2022 Summer Workshops
According to author John Shoptaw, “an ecopoem needs to be environmental and environmentalist.” It needs more than “the vocabulary of nature.” Together we will examine the difference between ecopoetry and nature poems. What are the objectives of the pastoral poem? The anti-pastoral? Through reading the extraordinary work of poets for whom nature and society form the fulcrum of their work, we will generate our own work. Work that creatively addresses an appreciation for the garden to the wilds, as well as taking on critical issues such as climate change, the urban water crisis, and the “furious flower” of nature in creative and evocative ways in order to promote social and political change.

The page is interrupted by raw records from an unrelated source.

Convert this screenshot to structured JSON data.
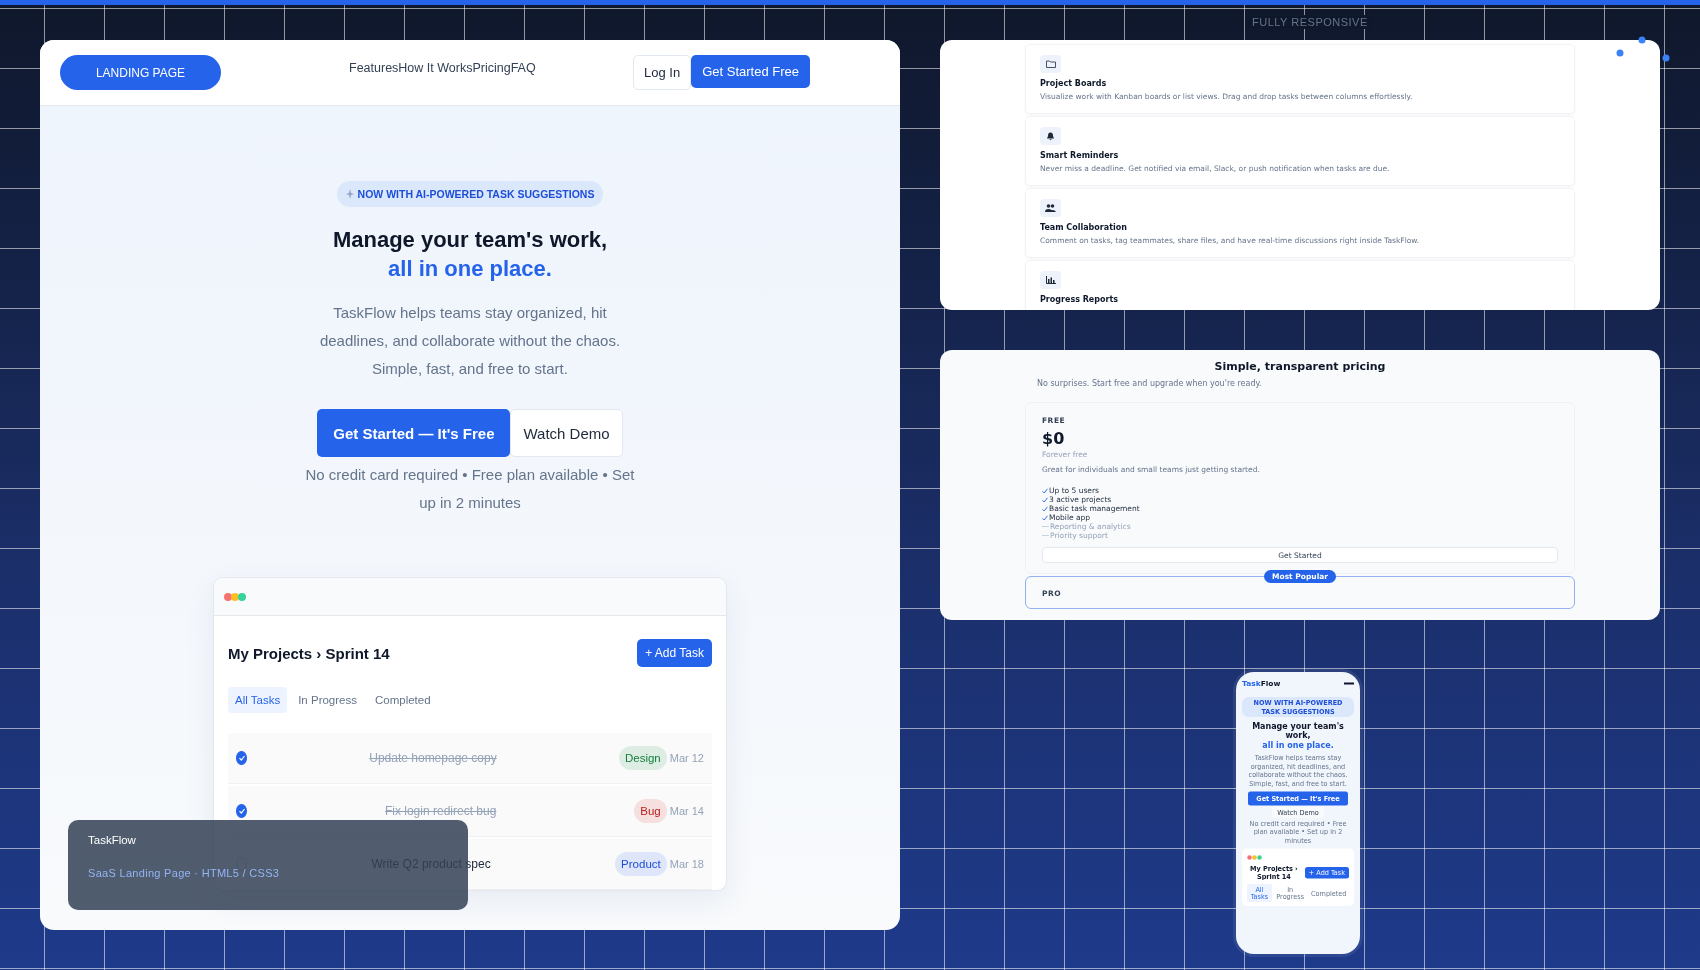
{
  "showcase_label": "FULLY RESPONSIVE",
  "desktop": {
    "nav": {
      "logo": "LANDING PAGE",
      "links": [
        "Features",
        "How It Works",
        "Pricing",
        "FAQ"
      ],
      "login": "Log In",
      "cta": "Get Started Free"
    },
    "hero": {
      "badge": "NOW WITH AI-POWERED TASK SUGGESTIONS",
      "title": "Manage your team's work,",
      "title_accent": "all in one place.",
      "text": "TaskFlow helps teams stay organized, hit deadlines, and collaborate without the chaos. Simple, fast, and free to start.",
      "primary": "Get Started — It's Free",
      "secondary": "Watch Demo",
      "note": "No credit card required • Free plan available • Set up in 2 minutes"
    },
    "app": {
      "title": "My Projects › Sprint 14",
      "add": "+ Add Task",
      "tabs": [
        {
          "label": "All Tasks",
          "selected": true
        },
        {
          "label": "In Progress",
          "selected": false
        },
        {
          "label": "Completed",
          "selected": false
        }
      ],
      "tasks": [
        {
          "title": "Update homepage copy",
          "done": true,
          "tag": "Design",
          "color": "#15803d",
          "date": "Mar 12"
        },
        {
          "title": "Fix login redirect bug",
          "done": true,
          "tag": "Bug",
          "color": "#b91c1c",
          "date": "Mar 14"
        },
        {
          "title": "Write Q2 product spec",
          "done": false,
          "tag": "Product",
          "color": "#1d4ed8",
          "date": "Mar 18"
        }
      ]
    }
  },
  "caption": {
    "title": "TaskFlow",
    "subtitle": "SaaS Landing Page · HTML5 / CSS3"
  },
  "features": [
    {
      "title": "Project Boards",
      "text": "Visualize work with Kanban boards or list views. Drag and drop tasks between columns effortlessly."
    },
    {
      "title": "Smart Reminders",
      "text": "Never miss a deadline. Get notified via email, Slack, or push notification when tasks are due."
    },
    {
      "title": "Team Collaboration",
      "text": "Comment on tasks, tag teammates, share files, and have real-time discussions right inside TaskFlow."
    },
    {
      "title": "Progress Reports"
    }
  ],
  "pricing": {
    "title": "Simple, transparent pricing",
    "subtitle": "No surprises. Start free and upgrade when you're ready.",
    "plans": [
      {
        "name": "FREE",
        "price": "$0",
        "period": "Forever free",
        "text": "Great for individuals and small teams just getting started.",
        "button": "Get Started",
        "features": [
          {
            "label": "Up to 5 users",
            "included": true
          },
          {
            "label": "3 active projects",
            "included": true
          },
          {
            "label": "Basic task management",
            "included": true
          },
          {
            "label": "Mobile app",
            "included": true
          },
          {
            "label": "Reporting & analytics",
            "included": false
          },
          {
            "label": "Priority support",
            "included": false
          }
        ]
      },
      {
        "name": "PRO",
        "badge": "Most Popular"
      }
    ]
  },
  "mobile": {
    "logo": [
      {
        "text": "Task",
        "accent": true
      },
      {
        "text": "Flow",
        "accent": false
      }
    ],
    "badge": "NOW WITH AI-POWERED TASK SUGGESTIONS",
    "title": "Manage your team's work,",
    "title_accent": "all in one place.",
    "text": "TaskFlow helps teams stay organized, hit deadlines, and collaborate without the chaos. Simple, fast, and free to start.",
    "primary": "Get Started — It's Free",
    "secondary": "Watch Demo",
    "note": "No credit card required • Free plan available • Set up in 2 minutes",
    "app_title": "My Projects › Sprint 14",
    "add": "+ Add Task",
    "tabs": [
      {
        "label": "All Tasks",
        "selected": true
      },
      {
        "label": "In Progress",
        "selected": false
      },
      {
        "label": "Completed",
        "selected": false
      }
    ]
  }
}
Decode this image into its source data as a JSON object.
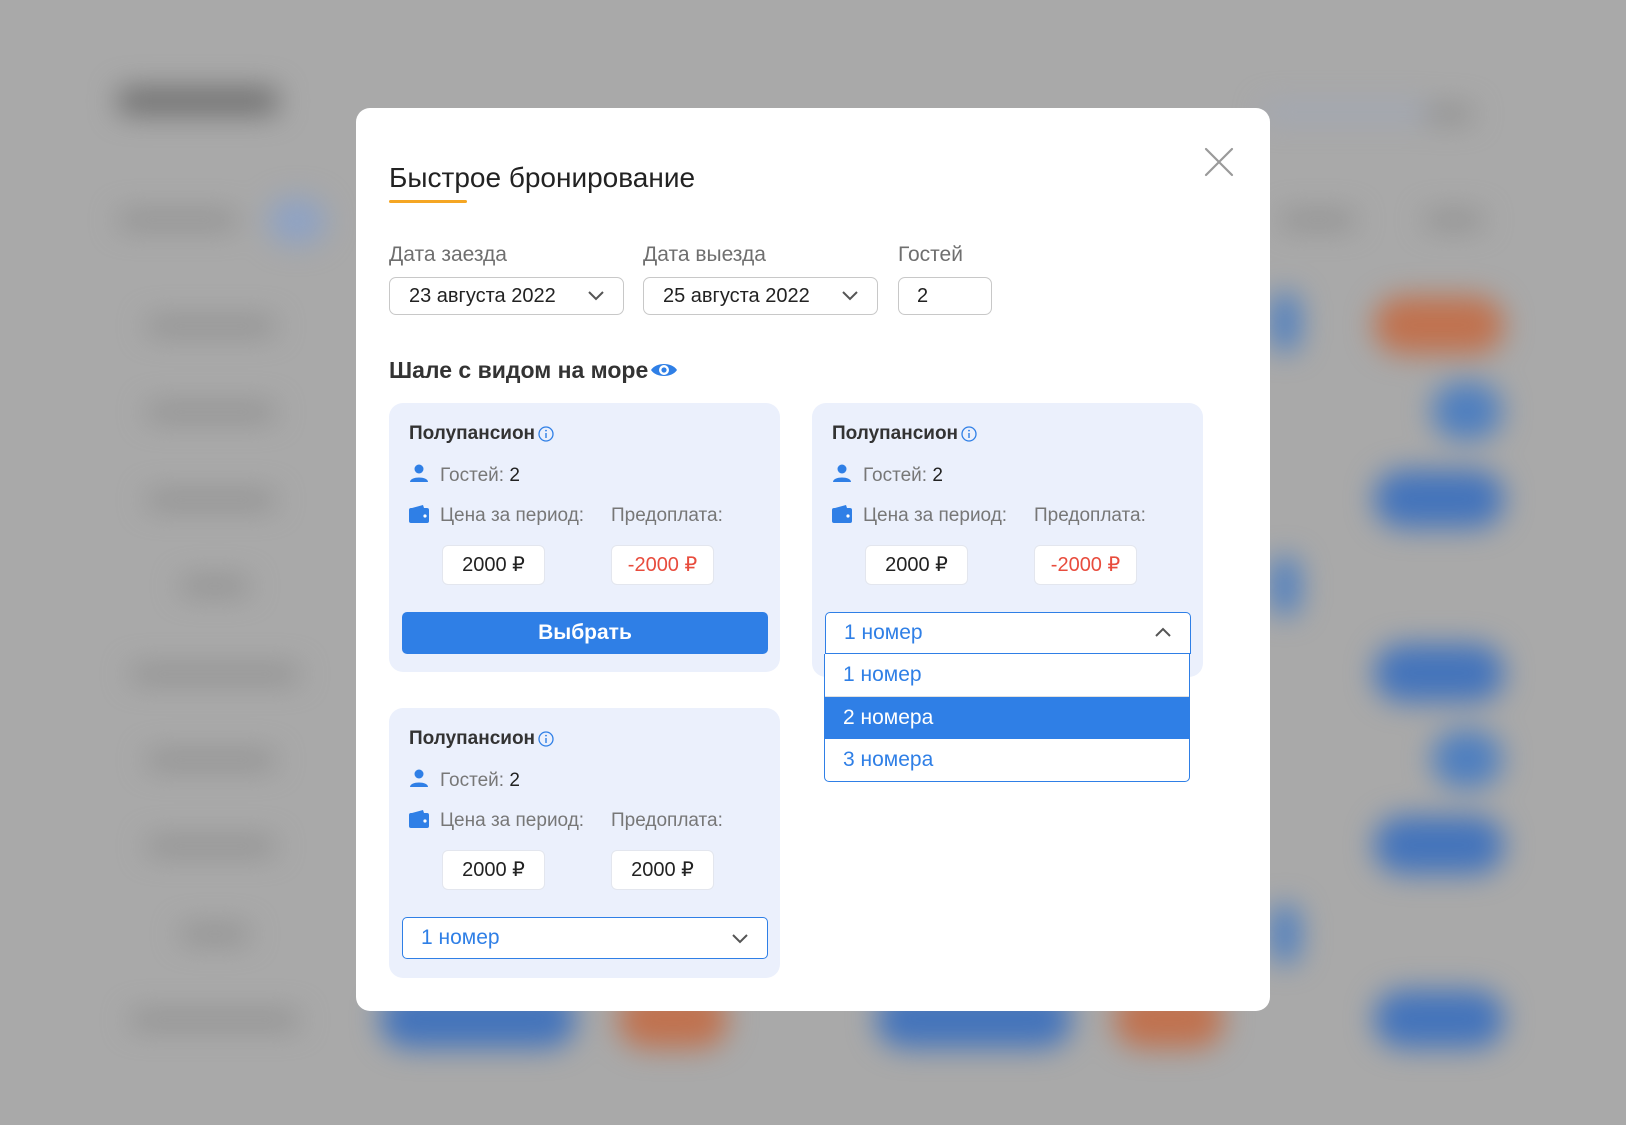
{
  "modal": {
    "title": "Быстрое бронирование",
    "checkin": {
      "label": "Дата заезда",
      "value": "23 августа 2022"
    },
    "checkout": {
      "label": "Дата выезда",
      "value": "25 августа 2022"
    },
    "guests": {
      "label": "Гостей",
      "value": "2"
    },
    "room_title": "Шале с видом на море",
    "cards": [
      {
        "name": "Полупансион",
        "guests_label": "Гостей:",
        "guests_value": "2",
        "price_label": "Цена за период:",
        "prepay_label": "Предоплата:",
        "price": "2000 ₽",
        "prepay": "-2000 ₽",
        "action": "Выбрать"
      },
      {
        "name": "Полупансион",
        "guests_label": "Гостей:",
        "guests_value": "2",
        "price_label": "Цена за период:",
        "prepay_label": "Предоплата:",
        "price": "2000 ₽",
        "prepay": "-2000 ₽",
        "select_value": "1 номер",
        "options": [
          "1 номер",
          "2 номера",
          "3 номера"
        ],
        "highlighted_option": "2 номера"
      },
      {
        "name": "Полупансион",
        "guests_label": "Гостей:",
        "guests_value": "2",
        "price_label": "Цена за период:",
        "prepay_label": "Предоплата:",
        "price": "2000 ₽",
        "prepay": "2000 ₽",
        "select_value": "1 номер"
      }
    ]
  },
  "colors": {
    "accent": "#2f7fe6",
    "title_underline": "#f5a623",
    "negative": "#e84c3d",
    "card_bg": "#ebf0fc",
    "overlay": "#a9a9a9"
  },
  "icons": [
    "close-icon",
    "chevron-down-icon",
    "chevron-up-icon",
    "eye-icon",
    "info-icon",
    "user-icon",
    "wallet-icon"
  ]
}
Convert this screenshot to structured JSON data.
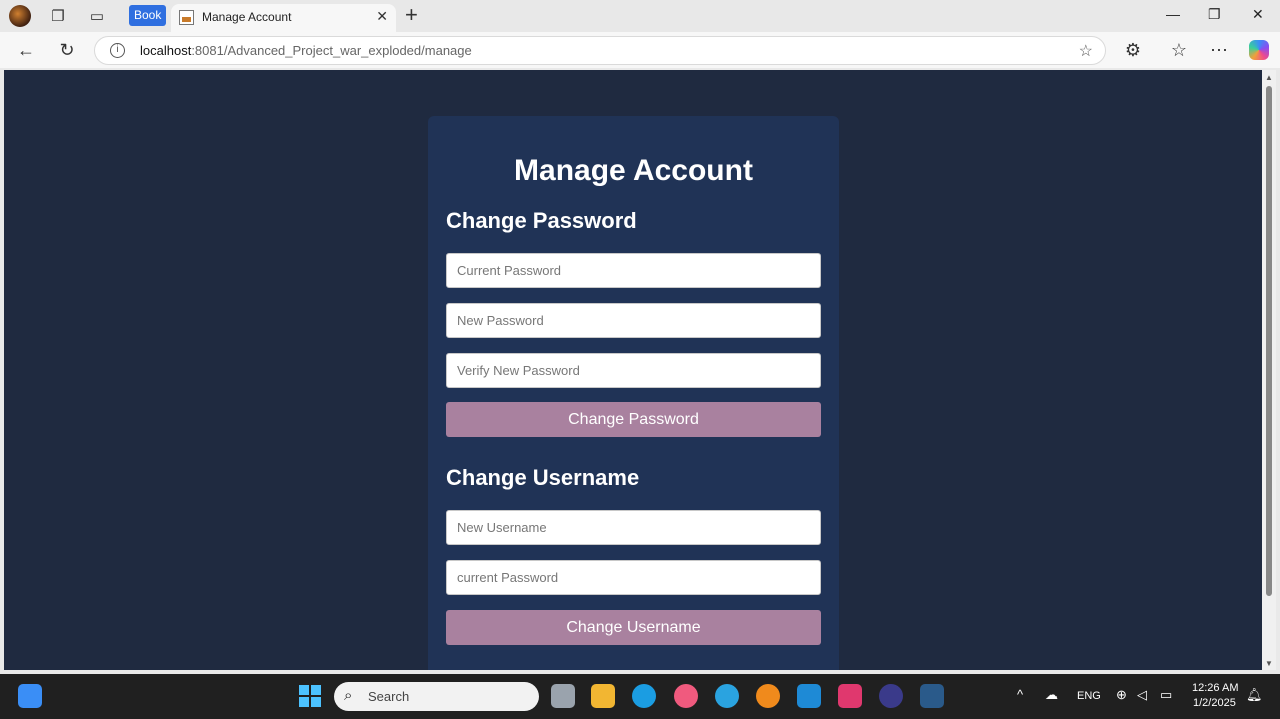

Vievee Francis is the author of The Shared World, which is forthcoming from Northwestern University Press; Forest Primeval (TriQuarterly Books, 2015), winner of the 2017 Kingsley Tufts Award; Horse in the Dark (Northwestern University Press, 2012), winner of the Cave Canem Northwestern University Press Poetry Prize; and Blue-Tail Fly (Wayne State University Press, 2006). Her work has appeared in numerous print and online journals, textbooks, and anthologies, including Poetry, Best American Poetry 2010, 2014, 2017, 2019, and Angles of Ascent: A Norton Anthology of Contemporary African American Poetry. She has been a participant in the Cave Canem Workshops, a Poet-in-Residence for the Alice Lloyd Scholars Program at the University of Michigan, and teaches poetry writing in the Callaloo Creative Writing Workshop (USA, UK, and Barbados). In 2009 she received a Rona Jaffe Writer’s Award, and in 2010, a Kresge Fellowship. She is the recipient of the 2021 Aiken Taylor Award for Modern American Poetry. Born in West Texas, she earned an MFA from the University of Michigan in 2009. She serves as an associate editor of Callaloo and an associate professor of English and Creative Writing at Dartmouth College in Hanover, NH.